Fix the overfitted network from the previous step (at least partially) by using regularization techniques (Dropout/Batchnorm/...) and demonstrate the results. 

In [19]:
class FixedNeuralNetwork(nn.Module):
    def __init__(self, input_shape=28*28, num_classes=10, input_channels=1):
        super(self.__class__, self).__init__()
        self.model = nn.Sequential(
            nn.Flatten(),
            nn.Linear(input_shape, 25*25),
            nn.ReLU(),
            nn.Dropout(0.5),
            nn.Linear(25*25, 22*22),
            nn.ReLU(),
            nn.Dropout(0.5),
            nn.Linear(22*22, 19*19),
            nn.ReLU(),
            nn.Dropout(0.5),
            nn.Linear(19*19, 16*16),
            nn.ReLU(),
            nn.Dropout(0.5),
            nn.Linear(16*16, num_classes),
        )
        
    def forward(self, inp):       
        return self.model(inp)

In [20]:
torchsummary.summary(FixedNeuralNetwork().to(device), (28*28,))

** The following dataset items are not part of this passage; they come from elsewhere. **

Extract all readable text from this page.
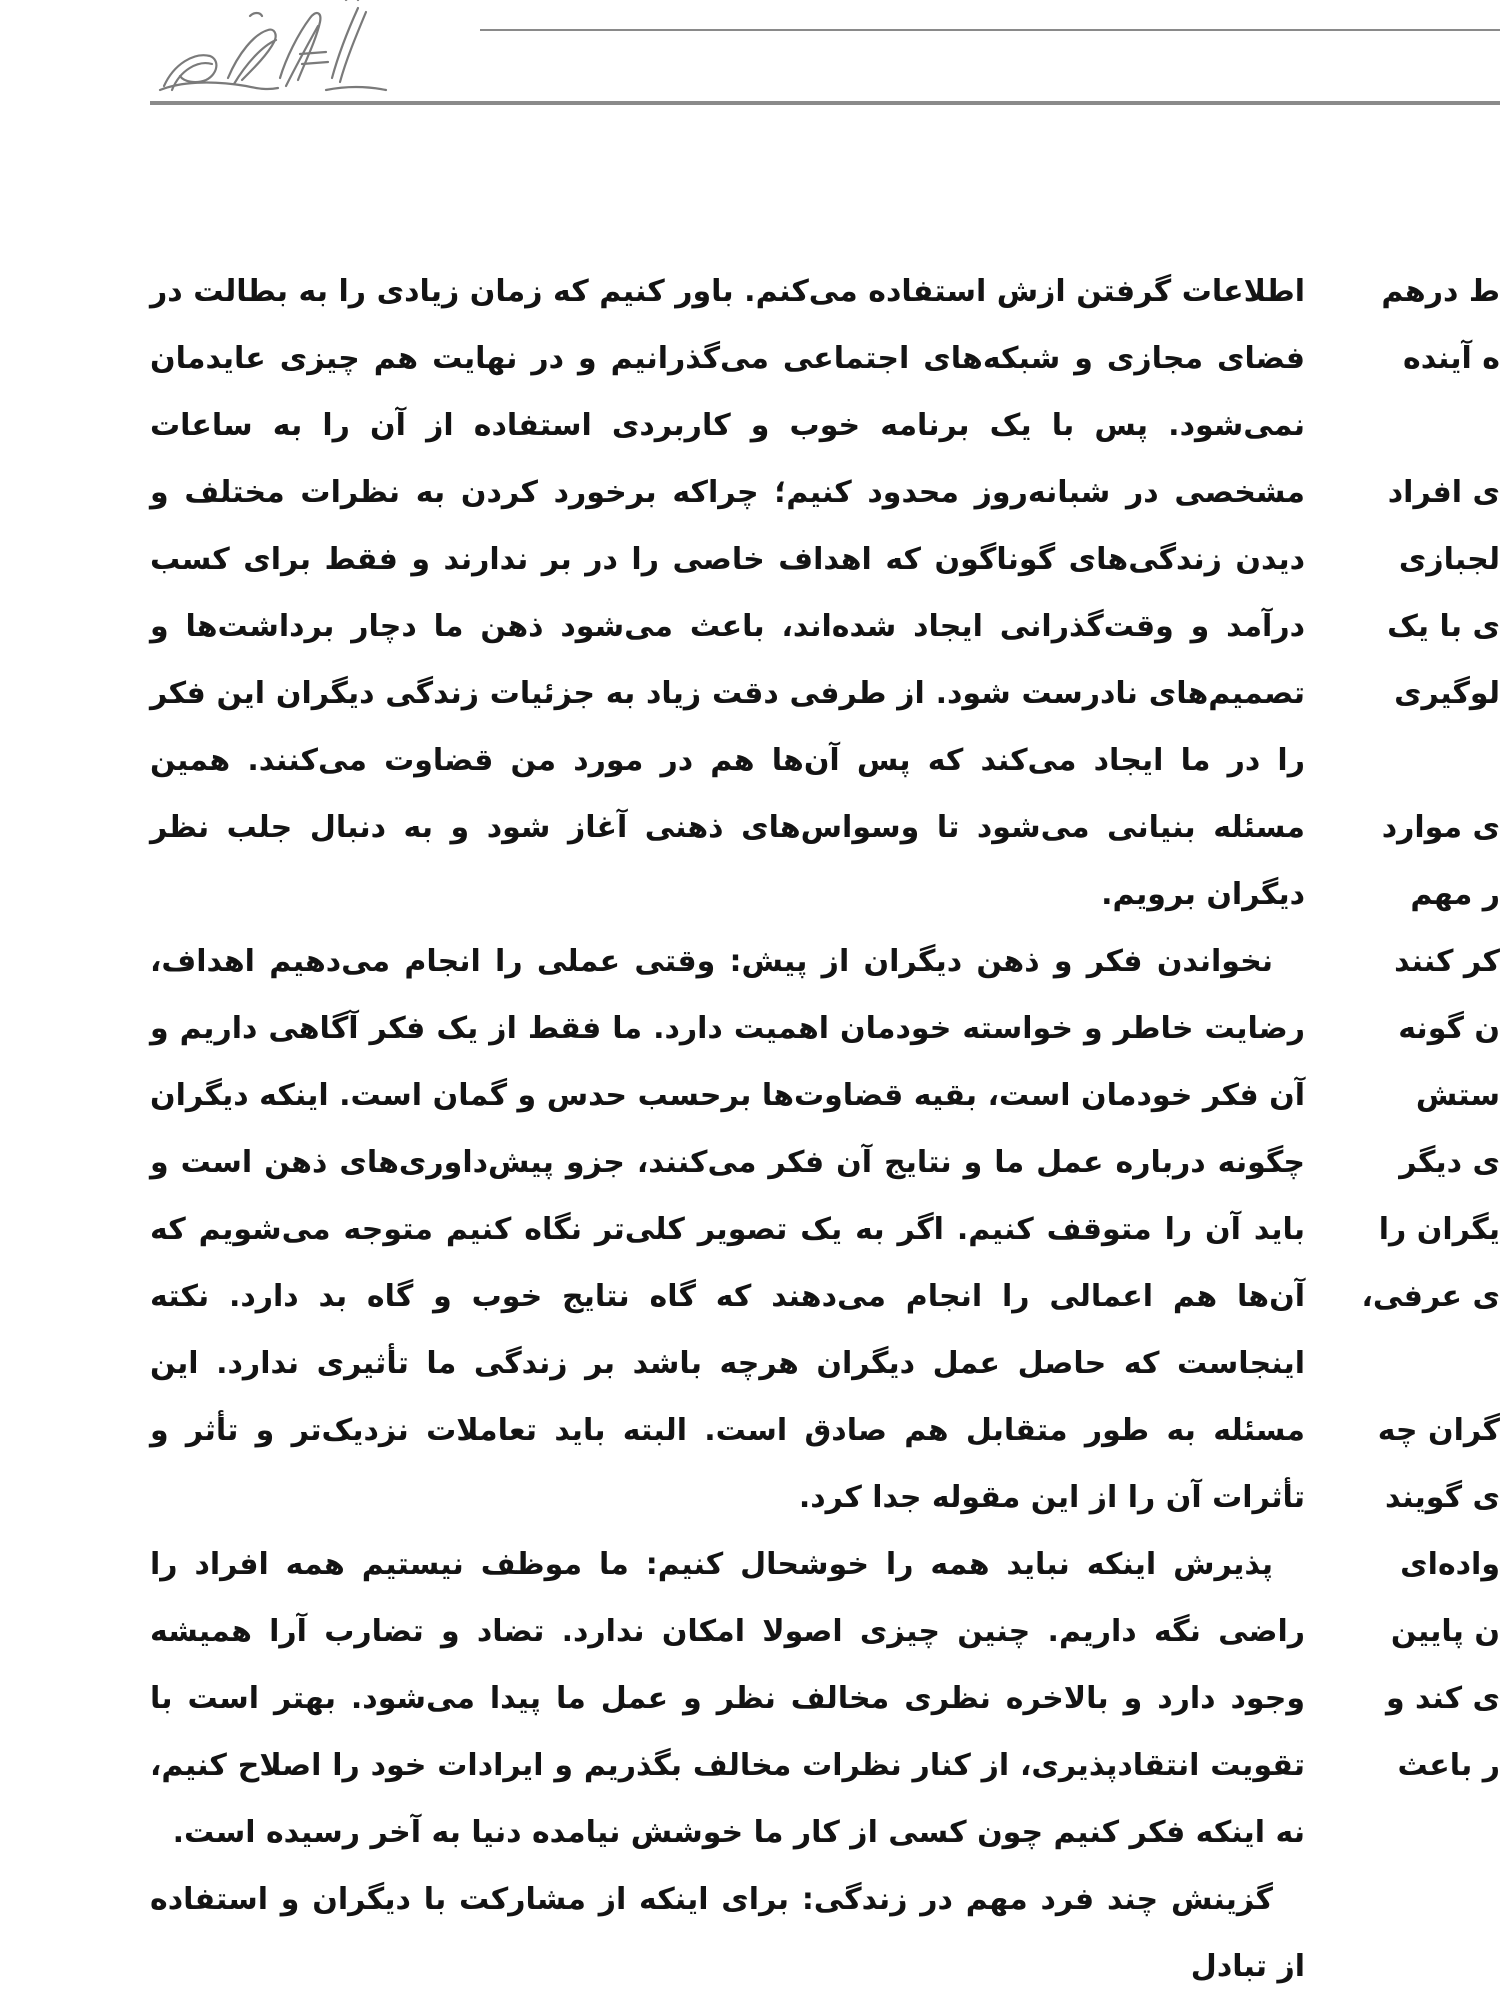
اطلاعات گرفتن ازش استفاده می‌کنم. باور کنیم که زمان زیادی را به بطالت در فضای مجازی و شبکه‌های اجتماعی می‌گذرانیم و در نهایت هم چیزی عایدمان نمی‌شود. پس با یک برنامه خوب و کاربردی استفاده از آن را به ساعات مشخصی در شبانه‌روز محدود کنیم؛ چراکه برخورد کردن به نظرات مختلف و دیدن زندگی‌های گوناگون که اهداف خاصی را در بر ندارند و فقط برای کسب درآمد و وقت‌گذرانی ایجاد شده‌اند، باعث می‌شود ذهن ما دچار برداشت‌ها و تصمیم‌های نادرست شود. از طرفی دقت زیاد به جزئیات زندگی دیگران این فکر را در ما ایجاد می‌کند که پس آن‌ها هم در مورد من قضاوت می‌کنند. همین مسئله بنیانی می‌شود تا وسواس‌های ذهنی آغاز شود و به دنبال جلب نظر دیگران برویم.

نخواندن فکر و ذهن دیگران از پیش: وقتی عملی را انجام می‌دهیم اهداف، رضایت خاطر و خواسته خودمان اهمیت دارد. ما فقط از یک فکر آگاهی داریم و آن فکر خودمان است، بقیه قضاوت‌ها برحسب حدس و گمان است. اینکه دیگران چگونه درباره عمل ما و نتایج آن فکر می‌کنند، جزو پیش‌داوری‌های ذهن است و باید آن را متوقف کنیم. اگر به یک تصویر کلی‌تر نگاه کنیم متوجه می‌شویم که آن‌ها هم اعمالی را انجام می‌دهند که گاه نتایج خوب و گاه بد دارد. نکته اینجاست که حاصل عمل دیگران هرچه باشد بر زندگی ما تأثیری ندارد. این مسئله به طور متقابل هم صادق است. البته باید تعاملات نزدیک‌تر و تأثر و تأثرات آن را از این مقوله جدا کرد.

پذیرش اینکه نباید همه را خوشحال کنیم: ما موظف نیستیم همه افراد را راضی نگه داریم. چنین چیزی اصولا امکان ندارد. تضاد و تضارب آرا همیشه وجود دارد و بالاخره نظری مخالف نظر و عمل ما پیدا می‌شود. بهتر است با تقویت انتقادپذیری، از کنار نظرات مخالف بگذریم و ایرادات خود را اصلاح کنیم، نه اینکه فکر کنیم چون کسی از کار ما خوشش نیامده دنیا به آخر رسیده است.

گزینش چند فرد مهم در زندگی: برای اینکه از مشارکت با دیگران و استفاده از تبادل

ط درهم
ه آینده
ی افراد
لجبازی
ی با یک
لوگیری
ی موارد
ر مهم
کر کنند
ن گونه
ستش
ی دیگر
یگران را
ی عرفی،
گران چه
ی گویند
واده‌ای
ن پایین
ی کند و
ر باعث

----------------------------------------------------------------
        Layer (type)               Output Shape         Param #
           Flatten-1                  [-1, 784]               0
            Linear-2                  [-1, 625]         490,625
              ReLU-3                  [-1, 625]               0
           Dropout-4                  [-1, 625]               0
            Linear-5                  [-1, 484]         302,984
              ReLU-6                  [-1, 484]               0
           Dropout-7                  [-1, 484]               0
            Linear-8                  [-1, 361]         175,085
              ReLU-9                  [-1, 361]               0
          Dropout-10                  [-1, 361]               0
           Linear-11                  [-1, 256]          92,672
             ReLU-12                  [-1, 256]               0
          Dropout-13                  [-1, 256]               0
           Linear-14                   

In [22]:
model = FixedNeuralNetwork().to(device)
opt = torch.optim.SGD(model.parameters(), lr=1e-2) # YOUR CODE HERE
loss_func = nn.CrossEntropyLoss() # YOUR CODE HERE
num_epochs = 100

# Your experiments, come here
fixed_train_accuracies, fixed_test_accuracies = try_model(num_epochs, model, opt, loss_func)

000/100 Train accuracy: 0.11063 Test accuracy: 0.24560
010/100 Train accuracy: 0.69845 Test accuracy: 0.72140
020/100 Train accuracy: 0.79292 Test accuracy: 0.81290
030/100 Train accuracy: 0.83758 Test accuracy: 0.84320
040/100 Train accuracy: 0.85638 Test accuracy: 0.85950
050/100 Train accuracy: 0.86973 Test accuracy: 0.87360
060/100 Train accuracy: 0.87833 Test accuracy: 0.87680
070/100 Train accuracy: 0.88812 Test accuracy: 0.88170
080/100 Train accuracy: 0.89348 Test accuracy: 0.88230
090/100 Train accuracy: 0.89855 Test accuracy: 0.88250
100/100 Train accuracy: 0.90177 Test accuracy: 0.88460


### Conclusions:
_Write down small report with your conclusions and your ideas._

1. Благодаря 4-м линейным слоям и функциям активации ReLU после каждого слоя удалось достичь точности на тесте $\ge 0.885$.
2. С увеличением количества слоев до пяти где-то на 60-й эпохе становится заметно переобучение - точность трейна увеличивается, точность теста практически не меняется - нейросеть подстраивается под трейн датасет.
3. С помощью слоев Dropout можно совладать с переобучением нейросети - в нашем случае сработало на параметре $p=0.5$.

Возможно, обучение нейросети длится больше запланированного из-за технических проблем (слабый cpu).